Readiness factor: The Chicago Bears have been playing the same defensive scheme, with some of the same key players, since coach Lovie Smith arrived in 2004. That familiarity is an important mitigating factor for the loss of offseason workouts, and players expect that consistency to give the Bears an early-season advantage. The Bears could have used another offseason to fine-tune their offense under coordinator Mike Martz, especially to give them a head-start on retooling their offensive line, but such is life. Quarterback Jay Cutler did his part by running skill-player workouts this spring in the Chicago suburbs.
Biggest challenge: You thought offensive line coach Mike Tice had a tough job last season patching together a starting lineup? He'll have to do it again this season, and with less time. The Bears hope to find a permanent solution earlier than they did in 2010, but as of today, none of the five positions has an obvious starter. Free agency will affect Tice's decisions, as will the development of rookie tackle Gabe Carimi. Where will former first-round pick Chris Williams play? Will center Olin Kreutz be re-signed? These questions must be answered -- and soon.

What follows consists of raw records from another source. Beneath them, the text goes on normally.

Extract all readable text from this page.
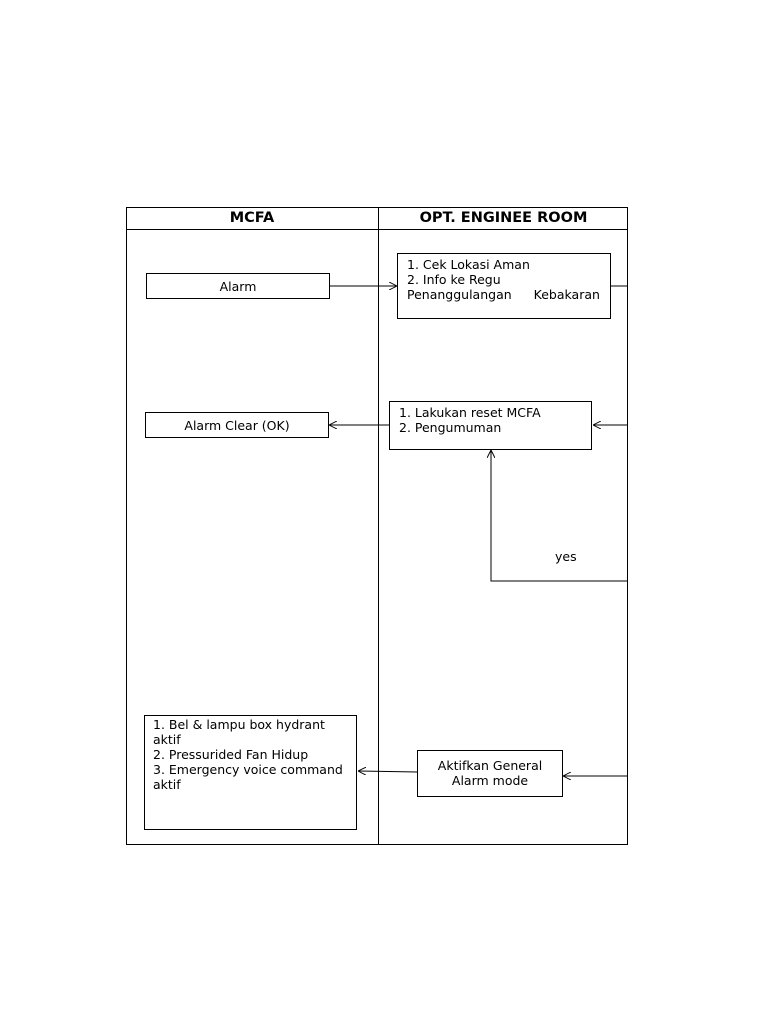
MCFA	OPT. ENGINEE ROOM
Alarm
1. Cek Lokasi Aman
2. Info ke Regu
Penanggulangan Kebakaran
Alarm Clear (OK)
1. Lakukan reset MCFA
2. Pengumuman
yes
Aktifkan General
Alarm mode
1. Bel & lampu box hydrant
aktif
2. Pressurided Fan Hidup
3. Emergency voice command
aktif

Just for kicks: The Bears have a decision to make at punter, a position occupied by Brad Maynard for the past 10 seasons. It didn't appear the Bears were eager to resign Maynard, 37, before the lockout. That could change given the quick turnaround between now and training camp, but it's also possible the Bears have their eye on his targeted successor. Maynard was a big part of the Bears' special-teams machine over the past decade and would be difficult to replace.